Erste Jubelmeldungen über ein Abflauen des Nutzeraufkommens in P2P-Netzen scheinen verfrüht: Jüngste Messungen von BigChampagne weisen für den November den dritthöchsten Stand seit Beginn der Erfassung aus.

Erste Jubelmeldungen über ein Abflauen des Nutzeraufkommens in P2P-Netzen scheinen verfrüht: Jüngste Messungen von BigChampagne weisen für den November den dritthöchsten Stand seit Beginn der Erfassung aus. 9,47 Mio. User waren zuletzt zu jedem beliebigen Zeitpunkt weltweit in den diversen P2P-Systemen aktiv. Das sind 3,1 Prozent mehr als im Oktober.

In den USA erreichte die Nutzung mit 6,86 Mio. Usern sogar den zweithöchsten Wert des Jahres.

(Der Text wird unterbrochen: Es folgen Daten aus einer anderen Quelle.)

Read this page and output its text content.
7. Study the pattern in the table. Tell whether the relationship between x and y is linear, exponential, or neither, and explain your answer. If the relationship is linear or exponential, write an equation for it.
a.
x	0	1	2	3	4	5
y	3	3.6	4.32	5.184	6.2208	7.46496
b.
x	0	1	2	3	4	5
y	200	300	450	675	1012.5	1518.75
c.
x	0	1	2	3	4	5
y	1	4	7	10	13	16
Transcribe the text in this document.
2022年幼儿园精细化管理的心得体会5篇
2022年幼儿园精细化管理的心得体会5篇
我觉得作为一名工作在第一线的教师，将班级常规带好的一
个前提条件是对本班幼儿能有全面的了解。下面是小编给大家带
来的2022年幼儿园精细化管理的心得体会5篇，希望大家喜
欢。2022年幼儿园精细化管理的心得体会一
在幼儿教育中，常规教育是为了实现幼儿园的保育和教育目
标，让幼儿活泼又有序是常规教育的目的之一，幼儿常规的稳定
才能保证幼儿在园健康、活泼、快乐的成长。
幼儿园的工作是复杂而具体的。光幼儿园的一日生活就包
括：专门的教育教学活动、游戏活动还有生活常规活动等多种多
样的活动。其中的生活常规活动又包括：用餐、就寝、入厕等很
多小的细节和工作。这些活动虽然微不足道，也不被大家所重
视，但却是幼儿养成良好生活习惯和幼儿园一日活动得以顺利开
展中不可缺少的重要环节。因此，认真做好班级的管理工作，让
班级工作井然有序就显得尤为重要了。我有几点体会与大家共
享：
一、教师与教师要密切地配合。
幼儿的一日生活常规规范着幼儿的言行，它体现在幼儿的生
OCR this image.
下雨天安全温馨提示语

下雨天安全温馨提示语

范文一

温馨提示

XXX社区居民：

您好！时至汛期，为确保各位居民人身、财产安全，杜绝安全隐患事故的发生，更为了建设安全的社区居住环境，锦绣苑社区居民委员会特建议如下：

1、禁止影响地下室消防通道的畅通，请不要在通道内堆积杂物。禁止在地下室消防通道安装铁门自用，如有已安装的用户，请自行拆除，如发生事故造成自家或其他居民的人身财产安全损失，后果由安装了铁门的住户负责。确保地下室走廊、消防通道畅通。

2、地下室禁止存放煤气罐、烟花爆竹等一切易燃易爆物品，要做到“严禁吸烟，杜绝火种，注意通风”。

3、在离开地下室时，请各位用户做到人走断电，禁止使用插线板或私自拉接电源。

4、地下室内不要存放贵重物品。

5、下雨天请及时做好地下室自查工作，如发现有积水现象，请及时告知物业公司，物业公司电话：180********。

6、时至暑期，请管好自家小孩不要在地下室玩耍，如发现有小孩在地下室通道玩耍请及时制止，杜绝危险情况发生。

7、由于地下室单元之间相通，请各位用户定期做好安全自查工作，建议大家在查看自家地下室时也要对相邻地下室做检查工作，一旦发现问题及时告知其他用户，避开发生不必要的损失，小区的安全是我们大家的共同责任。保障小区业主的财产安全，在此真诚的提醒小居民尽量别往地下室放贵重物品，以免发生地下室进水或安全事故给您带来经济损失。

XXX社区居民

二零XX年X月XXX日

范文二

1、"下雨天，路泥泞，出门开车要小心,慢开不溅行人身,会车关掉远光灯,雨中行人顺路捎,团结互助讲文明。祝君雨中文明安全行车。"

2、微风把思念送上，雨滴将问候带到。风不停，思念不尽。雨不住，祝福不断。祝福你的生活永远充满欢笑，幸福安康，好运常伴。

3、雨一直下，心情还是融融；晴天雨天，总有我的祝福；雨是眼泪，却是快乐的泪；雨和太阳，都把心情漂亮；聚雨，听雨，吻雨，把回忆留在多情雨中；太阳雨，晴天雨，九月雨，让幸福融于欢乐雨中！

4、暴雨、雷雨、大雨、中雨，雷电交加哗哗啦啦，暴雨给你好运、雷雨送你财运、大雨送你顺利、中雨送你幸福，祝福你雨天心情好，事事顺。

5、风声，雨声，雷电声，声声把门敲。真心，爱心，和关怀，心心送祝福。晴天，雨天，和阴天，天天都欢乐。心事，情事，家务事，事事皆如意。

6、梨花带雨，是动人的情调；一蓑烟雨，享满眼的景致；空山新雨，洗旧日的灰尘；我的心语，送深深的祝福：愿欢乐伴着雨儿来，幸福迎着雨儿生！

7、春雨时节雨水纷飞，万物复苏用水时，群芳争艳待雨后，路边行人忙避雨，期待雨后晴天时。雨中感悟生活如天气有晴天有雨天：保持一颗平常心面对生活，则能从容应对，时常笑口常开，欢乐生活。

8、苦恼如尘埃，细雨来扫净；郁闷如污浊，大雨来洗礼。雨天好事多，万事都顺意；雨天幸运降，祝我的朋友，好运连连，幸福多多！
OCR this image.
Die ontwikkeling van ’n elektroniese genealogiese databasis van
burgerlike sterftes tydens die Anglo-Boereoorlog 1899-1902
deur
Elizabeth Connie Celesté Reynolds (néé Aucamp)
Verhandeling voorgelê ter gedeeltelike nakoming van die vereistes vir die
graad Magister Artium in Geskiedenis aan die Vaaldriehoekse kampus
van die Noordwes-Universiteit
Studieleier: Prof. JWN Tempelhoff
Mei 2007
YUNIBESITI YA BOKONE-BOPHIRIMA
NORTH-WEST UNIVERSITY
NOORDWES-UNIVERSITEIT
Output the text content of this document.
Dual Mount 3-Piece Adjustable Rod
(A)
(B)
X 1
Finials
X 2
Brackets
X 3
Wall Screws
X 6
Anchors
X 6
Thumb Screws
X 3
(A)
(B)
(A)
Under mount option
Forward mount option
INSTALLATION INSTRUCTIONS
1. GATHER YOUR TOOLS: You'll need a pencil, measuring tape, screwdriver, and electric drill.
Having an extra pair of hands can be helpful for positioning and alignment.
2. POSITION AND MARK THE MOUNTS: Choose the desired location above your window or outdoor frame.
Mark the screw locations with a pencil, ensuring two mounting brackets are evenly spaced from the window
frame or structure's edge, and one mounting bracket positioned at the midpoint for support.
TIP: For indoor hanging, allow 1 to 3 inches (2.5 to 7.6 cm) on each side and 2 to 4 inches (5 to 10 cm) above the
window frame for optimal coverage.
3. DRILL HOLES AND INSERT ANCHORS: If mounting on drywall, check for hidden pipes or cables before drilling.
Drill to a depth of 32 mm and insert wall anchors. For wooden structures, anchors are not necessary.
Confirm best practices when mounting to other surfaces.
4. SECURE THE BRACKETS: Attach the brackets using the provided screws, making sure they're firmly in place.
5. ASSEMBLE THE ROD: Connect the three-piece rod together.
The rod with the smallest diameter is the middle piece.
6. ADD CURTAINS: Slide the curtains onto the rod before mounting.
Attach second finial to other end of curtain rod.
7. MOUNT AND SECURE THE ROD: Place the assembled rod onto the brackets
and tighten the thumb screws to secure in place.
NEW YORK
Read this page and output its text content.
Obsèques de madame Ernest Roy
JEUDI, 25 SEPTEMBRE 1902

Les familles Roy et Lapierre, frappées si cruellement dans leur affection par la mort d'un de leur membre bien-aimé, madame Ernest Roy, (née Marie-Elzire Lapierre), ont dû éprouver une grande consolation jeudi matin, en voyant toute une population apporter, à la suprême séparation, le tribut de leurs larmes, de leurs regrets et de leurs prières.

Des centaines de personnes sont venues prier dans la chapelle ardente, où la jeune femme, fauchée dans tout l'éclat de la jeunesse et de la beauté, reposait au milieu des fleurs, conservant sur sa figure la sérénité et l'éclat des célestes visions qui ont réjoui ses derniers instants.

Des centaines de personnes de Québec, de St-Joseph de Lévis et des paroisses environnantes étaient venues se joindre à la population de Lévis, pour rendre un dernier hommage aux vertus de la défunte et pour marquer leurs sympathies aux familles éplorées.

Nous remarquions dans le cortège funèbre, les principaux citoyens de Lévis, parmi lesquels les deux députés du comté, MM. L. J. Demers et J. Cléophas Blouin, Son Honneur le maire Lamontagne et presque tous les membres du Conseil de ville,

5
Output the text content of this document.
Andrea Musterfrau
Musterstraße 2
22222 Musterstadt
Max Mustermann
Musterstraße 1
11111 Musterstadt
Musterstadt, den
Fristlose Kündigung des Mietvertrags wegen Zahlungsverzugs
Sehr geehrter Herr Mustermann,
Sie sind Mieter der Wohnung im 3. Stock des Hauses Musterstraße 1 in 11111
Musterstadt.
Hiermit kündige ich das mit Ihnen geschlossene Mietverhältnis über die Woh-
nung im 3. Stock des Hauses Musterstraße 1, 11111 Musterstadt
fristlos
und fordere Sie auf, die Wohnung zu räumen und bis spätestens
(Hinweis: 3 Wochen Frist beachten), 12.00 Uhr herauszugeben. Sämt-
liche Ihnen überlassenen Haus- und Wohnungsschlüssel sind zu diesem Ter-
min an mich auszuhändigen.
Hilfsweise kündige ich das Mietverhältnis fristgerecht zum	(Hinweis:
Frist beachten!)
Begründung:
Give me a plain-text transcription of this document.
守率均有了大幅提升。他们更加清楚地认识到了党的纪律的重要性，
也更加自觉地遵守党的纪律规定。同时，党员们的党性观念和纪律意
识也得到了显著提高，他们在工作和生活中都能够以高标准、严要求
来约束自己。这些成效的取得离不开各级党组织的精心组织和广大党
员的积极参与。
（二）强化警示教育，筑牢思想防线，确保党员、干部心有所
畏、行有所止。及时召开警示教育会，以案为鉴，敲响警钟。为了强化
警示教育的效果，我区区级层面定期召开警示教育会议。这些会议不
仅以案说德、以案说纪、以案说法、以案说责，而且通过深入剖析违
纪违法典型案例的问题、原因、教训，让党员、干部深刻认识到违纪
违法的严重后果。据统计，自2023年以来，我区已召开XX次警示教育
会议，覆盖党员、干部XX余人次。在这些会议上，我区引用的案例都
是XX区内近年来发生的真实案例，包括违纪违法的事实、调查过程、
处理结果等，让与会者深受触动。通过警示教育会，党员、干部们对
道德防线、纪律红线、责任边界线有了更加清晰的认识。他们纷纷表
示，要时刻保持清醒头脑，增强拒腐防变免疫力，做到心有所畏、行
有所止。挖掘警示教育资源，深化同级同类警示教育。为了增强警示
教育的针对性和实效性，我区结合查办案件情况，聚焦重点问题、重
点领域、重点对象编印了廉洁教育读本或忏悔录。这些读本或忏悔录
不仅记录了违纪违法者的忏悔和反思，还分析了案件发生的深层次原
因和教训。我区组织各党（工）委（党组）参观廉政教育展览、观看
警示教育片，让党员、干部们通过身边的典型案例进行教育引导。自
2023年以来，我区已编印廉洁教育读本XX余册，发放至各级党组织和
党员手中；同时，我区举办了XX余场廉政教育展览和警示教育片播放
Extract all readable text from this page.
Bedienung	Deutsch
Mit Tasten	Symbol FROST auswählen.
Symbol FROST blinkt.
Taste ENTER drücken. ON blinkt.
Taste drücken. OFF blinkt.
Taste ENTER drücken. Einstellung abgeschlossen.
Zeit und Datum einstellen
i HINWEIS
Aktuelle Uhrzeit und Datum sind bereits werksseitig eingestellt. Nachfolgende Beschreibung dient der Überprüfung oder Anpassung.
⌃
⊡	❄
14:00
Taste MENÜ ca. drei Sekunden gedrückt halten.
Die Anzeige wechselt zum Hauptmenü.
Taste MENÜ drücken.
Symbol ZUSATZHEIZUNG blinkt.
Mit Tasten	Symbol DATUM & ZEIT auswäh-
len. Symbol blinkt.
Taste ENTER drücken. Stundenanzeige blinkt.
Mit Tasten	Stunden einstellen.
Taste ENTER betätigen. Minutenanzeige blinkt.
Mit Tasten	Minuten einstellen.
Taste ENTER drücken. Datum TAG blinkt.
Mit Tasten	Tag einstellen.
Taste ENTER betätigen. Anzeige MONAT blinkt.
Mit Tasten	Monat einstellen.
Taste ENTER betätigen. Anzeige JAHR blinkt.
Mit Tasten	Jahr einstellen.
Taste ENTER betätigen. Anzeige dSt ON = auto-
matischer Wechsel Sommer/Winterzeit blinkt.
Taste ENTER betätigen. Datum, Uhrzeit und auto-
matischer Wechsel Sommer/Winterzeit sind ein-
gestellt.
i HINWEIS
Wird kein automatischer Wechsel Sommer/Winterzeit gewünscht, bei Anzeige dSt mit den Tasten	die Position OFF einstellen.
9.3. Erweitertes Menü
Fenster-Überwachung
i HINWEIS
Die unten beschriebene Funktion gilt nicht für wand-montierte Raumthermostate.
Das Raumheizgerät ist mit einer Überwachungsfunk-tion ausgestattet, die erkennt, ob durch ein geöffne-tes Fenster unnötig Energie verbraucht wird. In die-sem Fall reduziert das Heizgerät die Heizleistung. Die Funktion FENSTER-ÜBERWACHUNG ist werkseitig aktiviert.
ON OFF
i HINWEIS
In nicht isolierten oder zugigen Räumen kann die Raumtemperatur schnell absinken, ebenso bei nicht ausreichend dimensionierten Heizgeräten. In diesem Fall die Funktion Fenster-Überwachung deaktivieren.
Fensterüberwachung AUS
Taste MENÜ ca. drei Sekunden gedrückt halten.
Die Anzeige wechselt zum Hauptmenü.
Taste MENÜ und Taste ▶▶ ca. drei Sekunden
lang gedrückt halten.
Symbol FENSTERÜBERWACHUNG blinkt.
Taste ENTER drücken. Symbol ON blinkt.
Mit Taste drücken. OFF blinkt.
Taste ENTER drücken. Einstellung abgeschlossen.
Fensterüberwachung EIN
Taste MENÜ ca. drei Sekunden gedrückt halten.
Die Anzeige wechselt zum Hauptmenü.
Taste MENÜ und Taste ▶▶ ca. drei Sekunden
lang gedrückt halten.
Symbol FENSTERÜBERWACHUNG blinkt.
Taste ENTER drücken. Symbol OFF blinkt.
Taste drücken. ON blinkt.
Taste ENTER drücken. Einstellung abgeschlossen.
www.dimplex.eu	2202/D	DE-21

Außerhalb der USA hingegen ging das Aufkommen in den Filesharing-Systemen in der Tat geringfügig zurück: 2,61 Mio. Nutzer im November bedeuten ein Minus von knapp 1,2 Prozent im Vergleich zum Oktober.

Doch Grund zum Aufatmen gibt es für die Branche in Europa noch lange nicht: Laut einer Umfrage von AOL in Großbritannien versorgen sich mehr als die Hälfte aller Musikdownloader aus illegalen Quellen.

Erst vor wenigen Tagen hatten die Marktforscher der NPD Group nach eigenen Messungen für den Oktober ein Minus von elf Prozent bei der Zahl der Daten tauschenden US-Haushalte zwischen Juni und Oktober ermittelt.